Lakis Glezos

Personal information
- Full name: Apostolos Glezos
- Date of birth: 4 February 1947
- Place of birth: Piraeus, Greece
- Date of death: 18 June 2007 (aged 60)
- Place of death: Piraeus, Greece
- Position: Defender

Youth career
- 1961–1963: Ermis Nikaia

Senior career*
- Years: Team / Apps / (Gls)
- 1963–1972: Proodeftiki
- 1972–1978: Olympiacos / 129 / (1)
- 1978–1979: Kallithea / 8 / (0)

International career
- 1971–1974: Greece / 10 / (1)

= Lakis Glezos =

Greek footballer

Apostolos "Lakis" Glezos (Greek: Απόστολος "Λάκης" Γκλέζος; 4 February 1947 – 18 June 2007) was a Greek football defender.

==Career==
Born in Piraeus, Glezos began playing football as a defender for the youth sides of Atromitaki and Ermis Nikaia. In 1963, he joined Proodeftiki F.C., where he would play for nine seasons. Glezos helped Proodeftiki achieve a fourth-place finish in the Alpha Ethniki during the 1964–65 season.
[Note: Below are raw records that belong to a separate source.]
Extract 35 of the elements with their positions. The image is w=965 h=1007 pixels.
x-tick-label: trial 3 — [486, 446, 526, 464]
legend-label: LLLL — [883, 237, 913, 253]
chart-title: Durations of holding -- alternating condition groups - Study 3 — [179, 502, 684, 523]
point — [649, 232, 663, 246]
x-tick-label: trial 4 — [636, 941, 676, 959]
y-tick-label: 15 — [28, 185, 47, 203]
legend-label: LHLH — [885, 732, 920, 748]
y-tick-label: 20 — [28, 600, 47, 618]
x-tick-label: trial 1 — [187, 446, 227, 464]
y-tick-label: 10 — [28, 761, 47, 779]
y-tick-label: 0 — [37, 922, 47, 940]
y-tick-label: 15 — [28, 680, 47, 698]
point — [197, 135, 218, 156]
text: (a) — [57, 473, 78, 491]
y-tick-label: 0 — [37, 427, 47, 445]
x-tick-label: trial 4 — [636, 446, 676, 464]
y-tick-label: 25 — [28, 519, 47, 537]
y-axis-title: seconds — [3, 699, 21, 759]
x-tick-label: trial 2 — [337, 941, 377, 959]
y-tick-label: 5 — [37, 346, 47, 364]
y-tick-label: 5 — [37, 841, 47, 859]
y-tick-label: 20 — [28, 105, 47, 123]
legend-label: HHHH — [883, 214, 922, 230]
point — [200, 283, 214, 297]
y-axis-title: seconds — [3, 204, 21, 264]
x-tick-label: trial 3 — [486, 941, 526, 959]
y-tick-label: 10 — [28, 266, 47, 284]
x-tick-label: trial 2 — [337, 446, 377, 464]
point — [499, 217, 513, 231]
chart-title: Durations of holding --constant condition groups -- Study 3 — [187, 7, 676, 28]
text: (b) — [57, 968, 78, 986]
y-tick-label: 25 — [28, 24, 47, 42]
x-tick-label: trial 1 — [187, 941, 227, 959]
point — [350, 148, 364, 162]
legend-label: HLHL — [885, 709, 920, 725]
In 1972, Glezos joined Olympiacos where he played until 1978, winning three Alpha Ethniki and two Greek Football Cup titles. He finished his career with Kallithea, suffering a serious knee injury in 1979. All told, Glezos made over 260 appearances in the Greek first and second divisions.

Glezos made 10 appearances and scored one goal for the Greece national football team from 1971 to 1974. He made his debut as a second-half substitute in a 1–0 UEFA Euro 1972 qualifying defeat to Switzerland on 12 May 1971.

==Personal life==
Glezos died after a long battle with cancer at age 60.